Vitamin C in the Management of Erythropoetin-resistant Anemia in Chronic Kidney Disease

A role for vitamin C in erythropoetin-hyporesponsive patients has been suggested, despite the lack of evidence to suggest a mechanism of action. A possible mechanism could be related to the antioxidant properties of vitamin C and to its effects on iron metabolism or endogenous erythropoetin synthesis.
The efficacy of vitamin D has been evaluated in clinical trials. A prospective, randomized, crossover study evaluated 27 hemodialysis patients with functional iron deficiency.[1] All patients who were administered 500 mg of intravenous vitamin C 3 times weekly for 3 months had significant increases in hemoglobin and transferrin saturation, and hemoglobin and transferrin saturation declined after cessation of vitamin C therapy. Sezer and colleagues[2] also reported a significant increase in hemoglobin concentration and a decrease in the dose of recombinant human erythropoetin (EPO) in 36 hemodialysis patients whose ferritin level was > 500 g/L after 8 weeks of treatment with vitamin C at a dosage of 1 g/wk.
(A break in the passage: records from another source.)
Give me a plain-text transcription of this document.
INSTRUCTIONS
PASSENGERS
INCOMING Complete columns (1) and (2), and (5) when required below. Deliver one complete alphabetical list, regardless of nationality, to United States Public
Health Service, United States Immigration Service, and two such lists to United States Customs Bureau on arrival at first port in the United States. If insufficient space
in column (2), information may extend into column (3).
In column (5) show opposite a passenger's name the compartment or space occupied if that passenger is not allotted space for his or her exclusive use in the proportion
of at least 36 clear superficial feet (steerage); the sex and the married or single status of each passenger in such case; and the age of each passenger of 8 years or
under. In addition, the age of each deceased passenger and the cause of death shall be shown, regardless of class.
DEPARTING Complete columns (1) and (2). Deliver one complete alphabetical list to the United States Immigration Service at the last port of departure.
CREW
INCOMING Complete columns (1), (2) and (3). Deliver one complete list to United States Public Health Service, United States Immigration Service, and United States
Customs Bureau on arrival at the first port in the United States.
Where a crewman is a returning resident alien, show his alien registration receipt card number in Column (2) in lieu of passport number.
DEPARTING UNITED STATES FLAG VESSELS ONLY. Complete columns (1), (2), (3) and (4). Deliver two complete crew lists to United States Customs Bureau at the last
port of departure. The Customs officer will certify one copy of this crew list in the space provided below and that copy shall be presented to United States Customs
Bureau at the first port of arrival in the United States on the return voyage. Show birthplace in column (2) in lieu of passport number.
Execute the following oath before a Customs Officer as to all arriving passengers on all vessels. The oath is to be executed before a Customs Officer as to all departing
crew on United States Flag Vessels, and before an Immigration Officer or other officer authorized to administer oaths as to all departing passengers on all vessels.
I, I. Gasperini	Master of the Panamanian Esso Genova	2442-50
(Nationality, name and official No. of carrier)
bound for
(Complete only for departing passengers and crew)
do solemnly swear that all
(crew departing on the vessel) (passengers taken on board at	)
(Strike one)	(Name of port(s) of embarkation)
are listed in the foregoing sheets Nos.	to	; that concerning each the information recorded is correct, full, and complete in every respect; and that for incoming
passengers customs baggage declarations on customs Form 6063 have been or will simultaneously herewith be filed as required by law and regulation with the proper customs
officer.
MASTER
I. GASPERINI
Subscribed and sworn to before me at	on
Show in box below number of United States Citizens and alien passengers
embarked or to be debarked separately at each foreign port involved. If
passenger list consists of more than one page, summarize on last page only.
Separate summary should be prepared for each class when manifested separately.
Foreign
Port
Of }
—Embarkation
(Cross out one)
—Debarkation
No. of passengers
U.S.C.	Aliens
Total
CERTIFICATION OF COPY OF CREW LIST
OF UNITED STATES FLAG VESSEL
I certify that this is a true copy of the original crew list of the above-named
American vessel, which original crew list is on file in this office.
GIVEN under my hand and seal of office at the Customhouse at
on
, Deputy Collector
More recently, this has been tested in a prospective, randomized, crossover study.[3] Approximately 65% of hemodialysis patients responded to treatment with 1500 mg/wk of intravenous vitamin C over a 6-month period with almost a 2 g/dL increase in hemoglobin concentration, together with a 2500 IU/wk (30%) reduction in EPO dose. Nevertheless, the K/DOQI Work Group for guideline 3.3.1 L stated: "in the opinion of the Work Group, there is insufficient evidence to recommend the use of vitamin C (ascorbate) in the management of anemia in patients with CKD." Furthermore, long-term high doses of vitamin C treatment might be a potential risk for the development of secondary oxalosis in patients with end-stage renal disease.